-𝟞𝟟-

447 58 6
                                    

𝕏𝕏𝕏

𝕋 𝔼 ℕ 𝕐 𝔼 𝔸 ℝ 𝕊

𝕏𝕏𝕏

Królewski pałac pozostał taki sam. Nic nie zmieniło się od dnia, gdy Issalvia wraz ze Stellą opuściła Kapitol, by rozpocząć kolejny rok nauki w Alfei. 

Westchnęła ciężko, gdy znalazła się w swoim pokoju. Dotąd kojarzył jej się dobrze. Jako bezpieczna przystań. W tamtym momencie czuła jedynie żal i złość. Z każdą sekundą upewniała się w przekonaniu, że nienawidziła tego miejsca, tych pokoi, tych murów. Będą jej więzieniem przez kolejne dziesięć lat.

Nie drgnęła, gdy usłyszała pukanie do drzwi. Choć miała szczerą ochotę odesłać tego, kto zaburzał jej chwilę samotności, w końcu zdecydowała się na ciche proszę.

W drzwiach stanął mężczyzna, którego Issalvia nie do końca rozpoznawała. Owszem, widziała go kilka razy pełniącego służbę, jednak nie mogła dopasować do jego twarzy żadnego imienia.

— Wasza wysokość, kazano mi dostarczyć mundur... — wyjaśnił, podając Iss pakunek. — Polecono także, aby natychmiast się księżniczka ubrała i ruszyła ze mną do króla...

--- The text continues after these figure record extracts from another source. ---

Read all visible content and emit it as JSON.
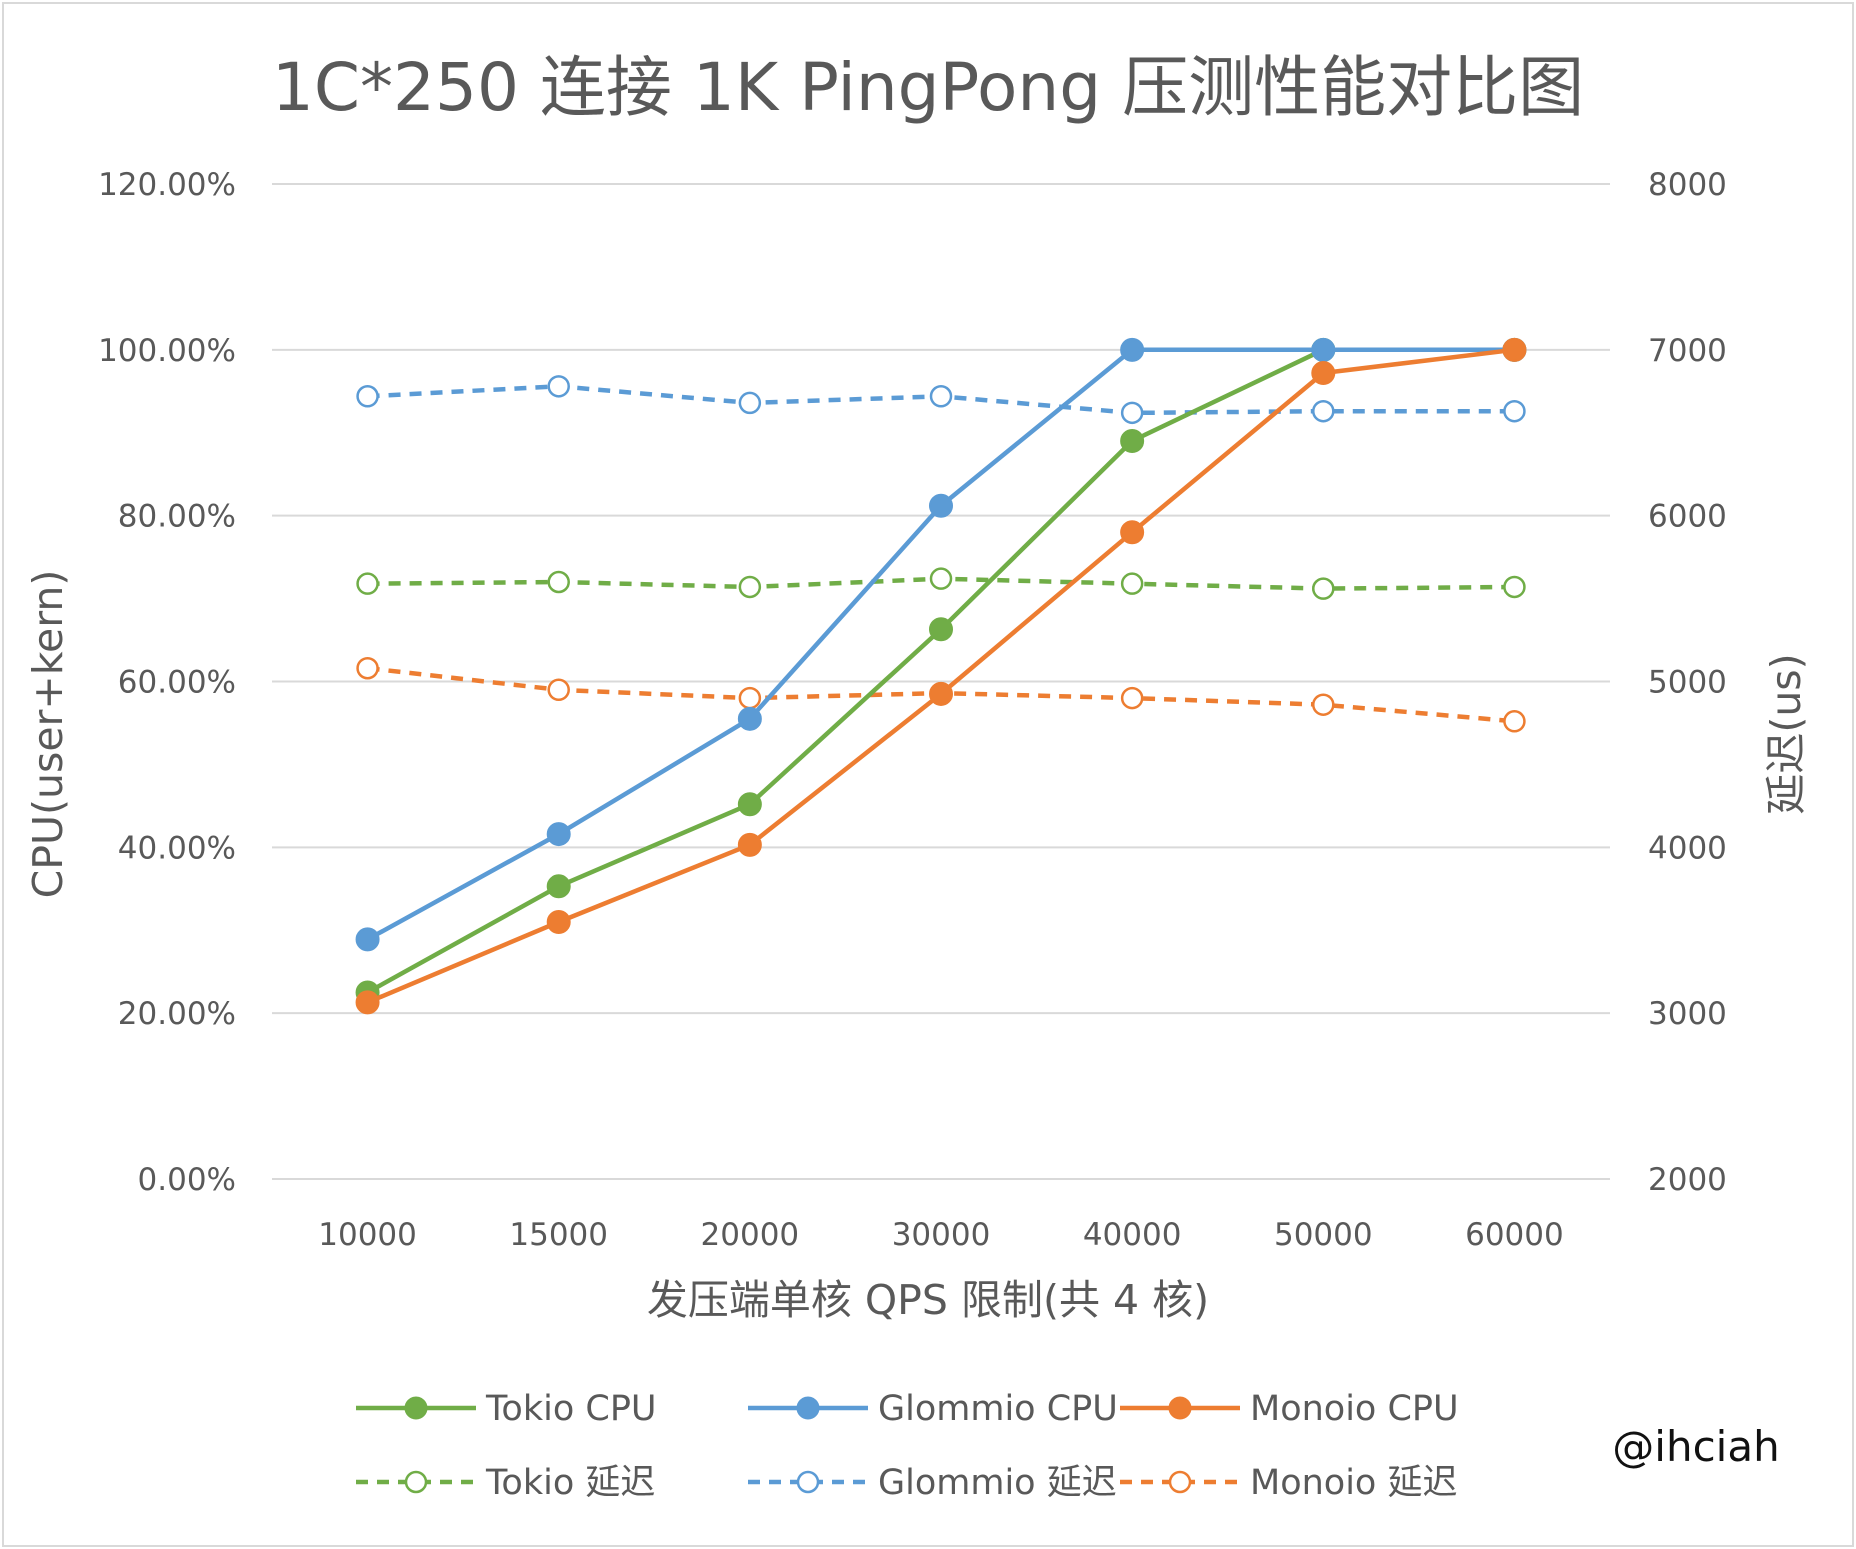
{
  "chart_data": {
    "type": "line",
    "title": "1C*250 连接 1K PingPong 压测性能对比图",
    "xlabel": "发压端单核 QPS 限制(共 4 核)",
    "ylabel": "CPU(user+kern)",
    "y2label": "延迟(us)",
    "categories": [
      "10000",
      "15000",
      "20000",
      "30000",
      "40000",
      "50000",
      "60000"
    ],
    "ylim": [
      0,
      1.2
    ],
    "y_ticks": [
      "0.00%",
      "20.00%",
      "40.00%",
      "60.00%",
      "80.00%",
      "100.00%",
      "120.00%"
    ],
    "y2lim": [
      2000,
      8000
    ],
    "y2_ticks": [
      "2000",
      "3000",
      "4000",
      "5000",
      "6000",
      "7000",
      "8000"
    ],
    "grid": true,
    "legend_position": "bottom",
    "series": [
      {
        "name": "Tokio CPU",
        "axis": "left",
        "color": "#70ad47",
        "style": "solid",
        "marker": "filled",
        "values": [
          0.225,
          0.353,
          0.452,
          0.663,
          0.89,
          1.0,
          1.0
        ]
      },
      {
        "name": "Glommio CPU",
        "axis": "left",
        "color": "#5b9bd5",
        "style": "solid",
        "marker": "filled",
        "values": [
          0.289,
          0.416,
          0.555,
          0.812,
          1.0,
          1.0,
          1.0
        ]
      },
      {
        "name": "Monoio CPU",
        "axis": "left",
        "color": "#ed7d31",
        "style": "solid",
        "marker": "filled",
        "values": [
          0.213,
          0.31,
          0.403,
          0.585,
          0.78,
          0.972,
          1.0
        ]
      },
      {
        "name": "Tokio 延迟",
        "axis": "right",
        "color": "#70ad47",
        "style": "dashed",
        "marker": "hollow",
        "values": [
          5590,
          5600,
          5570,
          5620,
          5590,
          5560,
          5570
        ]
      },
      {
        "name": "Glommio 延迟",
        "axis": "right",
        "color": "#5b9bd5",
        "style": "dashed",
        "marker": "hollow",
        "values": [
          6720,
          6780,
          6680,
          6720,
          6620,
          6630,
          6630
        ]
      },
      {
        "name": "Monoio 延迟",
        "axis": "right",
        "color": "#ed7d31",
        "style": "dashed",
        "marker": "hollow",
        "values": [
          5080,
          4950,
          4900,
          4930,
          4900,
          4860,
          4760
        ]
      }
    ]
  },
  "watermark": "@ihciah"
}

Via podeszła i chwyciła ciemne ubrania, złożone w kostkę. Wielka gula wyrosła jej w gardle. 

— Zaczęło się — szepnęła, odkładając materiał na łóżko.

— Słucham?

— Nic — odparła Issalvia, zerkając na żołnierza. — Poczekaj na zewnątrz. Za chwilę będę gotowa.

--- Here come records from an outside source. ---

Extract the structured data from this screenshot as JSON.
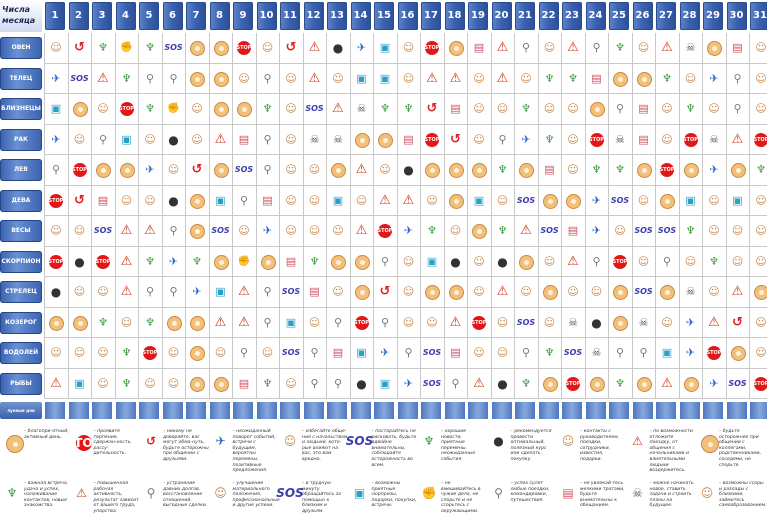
{
  "header": {
    "corner_label": "Числа\nмесяца",
    "days": [
      "1",
      "2",
      "3",
      "4",
      "5",
      "6",
      "7",
      "8",
      "9",
      "10",
      "11",
      "12",
      "13",
      "14",
      "15",
      "16",
      "17",
      "18",
      "19",
      "20",
      "21",
      "22",
      "23",
      "24",
      "25",
      "26",
      "27",
      "28",
      "29",
      "30",
      "31"
    ]
  },
  "signs": [
    "ОВЕН",
    "ТЕЛЕЦ",
    "БЛИЗНЕЦЫ",
    "РАК",
    "ЛЕВ",
    "ДЕВА",
    "ВЕСЫ",
    "СКОРПИОН",
    "СТРЕЛЕЦ",
    "КОЗЕРОГ",
    "ВОДОЛЕЙ",
    "РЫБЫ"
  ],
  "footer_row_label": "лунные дни",
  "icon_types": {
    "sun": "",
    "stop": "STOP",
    "sos": "SOS",
    "warn": "⚠",
    "redo": "↺",
    "bomb": "●",
    "gift": "▣",
    "fist": "✊",
    "glass": "♆",
    "skull": "☠",
    "bike": "⚲",
    "man": "☺",
    "walk": "✈",
    "cake": "▤"
  },
  "grid": [
    [
      "man",
      "redo",
      "glass",
      "fist",
      "glass",
      "sos",
      "sun",
      "sun",
      "stop",
      "man",
      "redo",
      "warn",
      "bomb",
      "walk",
      "gift",
      "man",
      "stop",
      "sun",
      "cake",
      "warn",
      "bike",
      "man",
      "warn",
      "bike",
      "glass",
      "man",
      "warn",
      "skull",
      "sun",
      "cake",
      "man"
    ],
    [
      "walk",
      "sos",
      "warn",
      "glass",
      "bike",
      "bike",
      "sun",
      "sun",
      "man",
      "bike",
      "man",
      "warn",
      "man",
      "gift",
      "gift",
      "man",
      "warn",
      "warn",
      "man",
      "warn",
      "man",
      "glass",
      "glass",
      "cake",
      "sun",
      "sun",
      "glass",
      "man",
      "walk",
      "bike",
      "man"
    ],
    [
      "gift",
      "sun",
      "man",
      "stop",
      "glass",
      "fist",
      "man",
      "sun",
      "sun",
      "glass",
      "man",
      "sos",
      "warn",
      "skull",
      "glass",
      "glass",
      "redo",
      "cake",
      "man",
      "man",
      "glass",
      "man",
      "man",
      "sun",
      "bike",
      "cake",
      "man",
      "glass",
      "man",
      "bike",
      "man"
    ],
    [
      "walk",
      "man",
      "bike",
      "gift",
      "man",
      "bomb",
      "man",
      "warn",
      "cake",
      "bike",
      "man",
      "skull",
      "skull",
      "sun",
      "sun",
      "cake",
      "stop",
      "redo",
      "man",
      "bike",
      "walk",
      "glass",
      "man",
      "stop",
      "skull",
      "cake",
      "man",
      "stop",
      "skull",
      "warn",
      "stop"
    ],
    [
      "bike",
      "stop",
      "sun",
      "sun",
      "walk",
      "man",
      "redo",
      "sun",
      "sos",
      "bike",
      "man",
      "man",
      "sun",
      "warn",
      "man",
      "bomb",
      "sun",
      "sun",
      "sun",
      "glass",
      "sun",
      "cake",
      "man",
      "glass",
      "glass",
      "sun",
      "stop",
      "sun",
      "walk",
      "sun",
      "glass"
    ],
    [
      "stop",
      "redo",
      "cake",
      "man",
      "man",
      "bomb",
      "sun",
      "gift",
      "bike",
      "cake",
      "man",
      "man",
      "gift",
      "man",
      "warn",
      "warn",
      "man",
      "sun",
      "gift",
      "man",
      "sos",
      "sun",
      "sun",
      "walk",
      "sos",
      "man",
      "sun",
      "gift",
      "man",
      "gift",
      "man"
    ],
    [
      "man",
      "man",
      "sos",
      "warn",
      "warn",
      "bike",
      "sun",
      "sos",
      "man",
      "walk",
      "man",
      "man",
      "man",
      "warn",
      "stop",
      "walk",
      "glass",
      "man",
      "sun",
      "glass",
      "warn",
      "sos",
      "cake",
      "walk",
      "man",
      "sos",
      "sos",
      "glass",
      "man",
      "man",
      "man"
    ],
    [
      "stop",
      "bomb",
      "stop",
      "warn",
      "glass",
      "walk",
      "glass",
      "sun",
      "fist",
      "sun",
      "cake",
      "glass",
      "sun",
      "sun",
      "bike",
      "man",
      "gift",
      "bomb",
      "man",
      "bomb",
      "sun",
      "man",
      "warn",
      "bike",
      "stop",
      "man",
      "bike",
      "man",
      "glass",
      "man",
      "man"
    ],
    [
      "bomb",
      "man",
      "man",
      "warn",
      "bike",
      "bike",
      "walk",
      "gift",
      "warn",
      "bike",
      "sos",
      "cake",
      "man",
      "sun",
      "redo",
      "man",
      "sun",
      "sun",
      "man",
      "warn",
      "man",
      "sun",
      "man",
      "man",
      "sun",
      "sos",
      "sun",
      "skull",
      "man",
      "warn",
      "sun"
    ],
    [
      "sun",
      "sun",
      "glass",
      "man",
      "glass",
      "sun",
      "sun",
      "warn",
      "warn",
      "bike",
      "gift",
      "man",
      "bike",
      "stop",
      "bike",
      "man",
      "man",
      "warn",
      "stop",
      "man",
      "sos",
      "man",
      "skull",
      "bomb",
      "sun",
      "skull",
      "man",
      "walk",
      "warn",
      "redo",
      "man"
    ],
    [
      "man",
      "man",
      "man",
      "glass",
      "stop",
      "man",
      "sun",
      "man",
      "bike",
      "man",
      "sos",
      "bike",
      "cake",
      "gift",
      "walk",
      "bike",
      "sos",
      "cake",
      "man",
      "man",
      "bike",
      "glass",
      "sos",
      "skull",
      "bike",
      "bike",
      "gift",
      "walk",
      "stop",
      "sun",
      "man"
    ],
    [
      "warn",
      "gift",
      "man",
      "glass",
      "man",
      "man",
      "sun",
      "sun",
      "cake",
      "glass",
      "man",
      "bike",
      "bike",
      "bomb",
      "gift",
      "walk",
      "sos",
      "bike",
      "warn",
      "bomb",
      "glass",
      "sun",
      "stop",
      "sun",
      "glass",
      "sun",
      "warn",
      "sun",
      "walk",
      "sos",
      "stop"
    ]
  ],
  "legend": [
    {
      "icon": "sun",
      "text": "– благопри-ятный, активный день."
    },
    {
      "icon": "stop",
      "text": "– проявите терпение, сдержан-ность, рассу-дительность."
    },
    {
      "icon": "redo",
      "text": "– никому не доверяйте, вас могут обма-нуть, будьте осторожны при общении с друзьями."
    },
    {
      "icon": "walk",
      "text": "– неожиданный поворот событий, встречи с будущим, вероятны перемены, позитивные предложения."
    },
    {
      "icon": "man",
      "text": "– избегайте обще-ния с начальством и людьми, кото-рые влияют на вас, это вам вредно."
    },
    {
      "icon": "sos",
      "text": "– постарайтесь не рисковать, будьте вдвойне внимательны, соблюдайте осторожность во всем."
    },
    {
      "icon": "glass",
      "text": "– хорошие новости, приятные перемены, неожиданные события."
    },
    {
      "icon": "bomb",
      "text": "– рекомендуется провести оптимальный, полезный курс или сделать покупку."
    },
    {
      "icon": "man",
      "text": "– контакты с руководителем, поездки, сотрудники, известия, подарки."
    },
    {
      "icon": "warn",
      "text": "– по возможности отложите поездку, от общения с начальниками и влиятельными людьми воздержитесь."
    },
    {
      "icon": "sun",
      "text": "– будьте осторожнее при общении с коллегами, родственниками, соседями, не спорьте."
    },
    {
      "icon": "glass",
      "text": "– важная встреча, удача и успех, налаживание контактов, новые знакомства."
    },
    {
      "icon": "warn",
      "text": "– повышенная рабочая активность, результат зависит от вашего труда, упорства."
    },
    {
      "icon": "bike",
      "text": "– устранение давних долгов, восстановление отношений, выгодные сделки."
    },
    {
      "icon": "man",
      "text": "– улучшение материального положения, профессиональные и другие успехи."
    },
    {
      "icon": "sos",
      "text": "– в трудную минуту обращайтесь за помощью к близким и друзьям."
    },
    {
      "icon": "gift",
      "text": "– возможны приятные сюрпризы, подарки, покупки, встречи."
    },
    {
      "icon": "fist",
      "text": "– не вмешивайтесь в чужие дела, не спорьте и не ссорьтесь с окружающими."
    },
    {
      "icon": "bike",
      "text": "– успех сулят любые поездки, командировки, путешествия."
    },
    {
      "icon": "cake",
      "text": "– не увлекай-тесь мелкими тратами, будьте внимательны к обещаниям."
    },
    {
      "icon": "skull",
      "text": "– можно начинать новое, ставить задачи и строить планы на будущее."
    },
    {
      "icon": "man",
      "text": "– возможны ссоры и разлады с близкими, займитесь самообразованием."
    }
  ]
}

Mężczyzna skinął głową i wyszedł, zamykając za sobą drzwi. 

Issalvia drżącymi dłońmi chwyciła materiał. Rozprostowała najpierw spodnie, następnie koszulę i kurtkę. Dla innych były to tylko zwykłe ubrania. Dla niej jednak były początkiem niewoli, która miała potrwać dziesięć lat. 

Pozwalając, by łzy popłynęły jej po policzkach, ubrała się w mundur, wciągnęła także buty, które przyniósł żołnierz. Włosy zaplotła w ciasnego warkocza. Prawie gotowa, stanęła przed lustrem. Strój, który miała na sobie przypominał nieco mundurek w Alfei.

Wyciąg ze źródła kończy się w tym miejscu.